I also fell under the apparent 'Government appointed' Justice J. Hoeben 2008/09. I dared to challenge the Police and the Minister of police. I was denied any right to have legal representation. Gagged from the media. There were closed courts. Hoeben refused to allow the matter to be transferred to the High Court. High Court Sydney then denied me entry. During all of that I was illegally arrested, immediately after a hearing, on the front steps of the Supreme Court,patted down and taken away by police van. I was then strip search, and thrown into corrective cells. Disability rights all ignored as well as human rights. Denied the right to wear under-wear into court. (I am a mature female) I was placed under house arrest. They then issued another arrest warrant which I found out about accidentally and had to voluntarily surrender myself. They then tried for the third time......

Evil comes in many forms none so rotten as the NSW Government or Federal Government. I also have been denied the right to a full inquiry by the NSW Government past and present. I can not obtain a Royal Commission into the NSW Corruption - nor Federal - it appears that "it will expose to many politicians". I believe the UNODC placed Australia on Warning after the very public political incarceration of Pauline Hansen. I for one am sick and tired of the Political Corruption Justice system corruption Centrelink and Police Corruption in this country. Innocent persons being persecuted until death. That's murder last time I looked. We need a totally independent body, squeaky clean, to help us out.
Where do we find one of those?

hatred is such a poisonous emotion.
everyone on earth is different. we are different because we grew up in different environments. but i believe everyone is good at heart. we all want to be happy, be loved, live safely, provide for the ones we love. if we can extend that goodness to people who are different, the world will be a more peaceful place. by example, one person at a time b kind to another and slowly, on person at a time th world will heal from hatred.
if hatred did not exist between human beings the world will be a much happier place.

Get over it.
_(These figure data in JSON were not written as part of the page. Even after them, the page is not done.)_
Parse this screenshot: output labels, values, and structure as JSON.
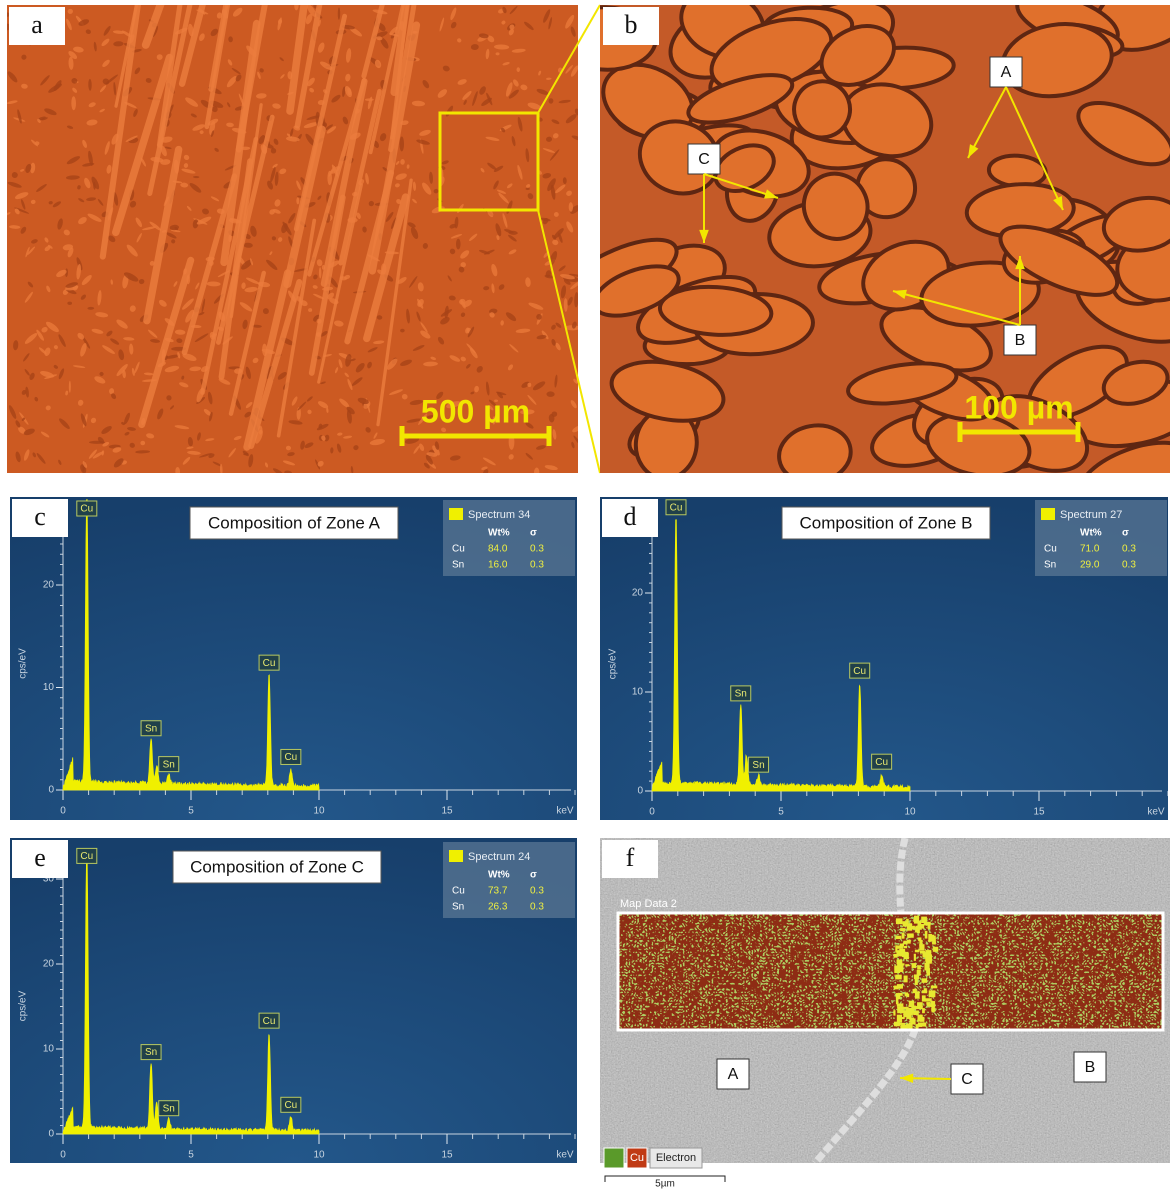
{
  "panels": [
    {
      "label": "a",
      "scale_bar": "500 µm"
    },
    {
      "label": "b",
      "scale_bar": "100 µm",
      "markers": [
        "A",
        "B",
        "C"
      ]
    },
    {
      "label": "c",
      "title": "Composition of Zone A",
      "spectrum": "Spectrum 34",
      "table_header": [
        "Wt%",
        "σ"
      ],
      "rows": [
        [
          "Cu",
          "84.0",
          "0.3"
        ],
        [
          "Sn",
          "16.0",
          "0.3"
        ]
      ],
      "y_axis": "cps/eV",
      "x_unit": "keV",
      "xticks": [
        0,
        5,
        10,
        15
      ],
      "yticks": [
        0,
        10,
        20
      ],
      "peaks": [
        "Cu",
        "Sn",
        "Sn",
        "Cu",
        "Cu"
      ]
    },
    {
      "label": "d",
      "title": "Composition of Zone B",
      "spectrum": "Spectrum 27",
      "table_header": [
        "Wt%",
        "σ"
      ],
      "rows": [
        [
          "Cu",
          "71.0",
          "0.3"
        ],
        [
          "Sn",
          "29.0",
          "0.3"
        ]
      ],
      "y_axis": "cps/eV",
      "x_unit": "keV",
      "xticks": [
        0,
        5,
        10,
        15
      ],
      "yticks": [
        0,
        10,
        20
      ],
      "peaks": [
        "Cu",
        "Sn",
        "Sn",
        "Cu",
        "Cu"
      ]
    },
    {
      "label": "e",
      "title": "Composition of Zone C",
      "spectrum": "Spectrum 24",
      "table_header": [
        "Wt%",
        "σ"
      ],
      "rows": [
        [
          "Cu",
          "73.7",
          "0.3"
        ],
        [
          "Sn",
          "26.3",
          "0.3"
        ]
      ],
      "y_axis": "cps/eV",
      "x_unit": "keV",
      "xticks": [
        0,
        5,
        10,
        15
      ],
      "yticks": [
        0,
        10,
        20,
        30
      ],
      "peaks": [
        "Cu",
        "Sn",
        "Sn",
        "Cu",
        "Cu"
      ]
    },
    {
      "label": "f",
      "map_title": "Map Data 2",
      "markers": [
        "A",
        "B",
        "C"
      ],
      "legend": [
        "Cu",
        "Electron"
      ],
      "scale_bar": "5µm"
    }
  ]
}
Le "a human rights activist"? What a joke - she was an employee at the Mekong Club and an associate of Ngo. Unbiased, pull the other one. Attacking Justice Patten because of his alleged oversights in another case is merely grasping at straws and is pathetic.As far as all the other so-called experts wheeled out in a murderer's defence are concerned, even an academic changed his mind about his findings(Coutts). Ngo was properly convicted of murder. Always in cases such as these we have bleeding hearts will appear out of the woodwork, with nothing better to do and with no great knowledge of the case.
I suggest all of you read Tim Priest's excellent book on the matter, "On Deadly Ground", to get a bit of balance in your one-eyed lives.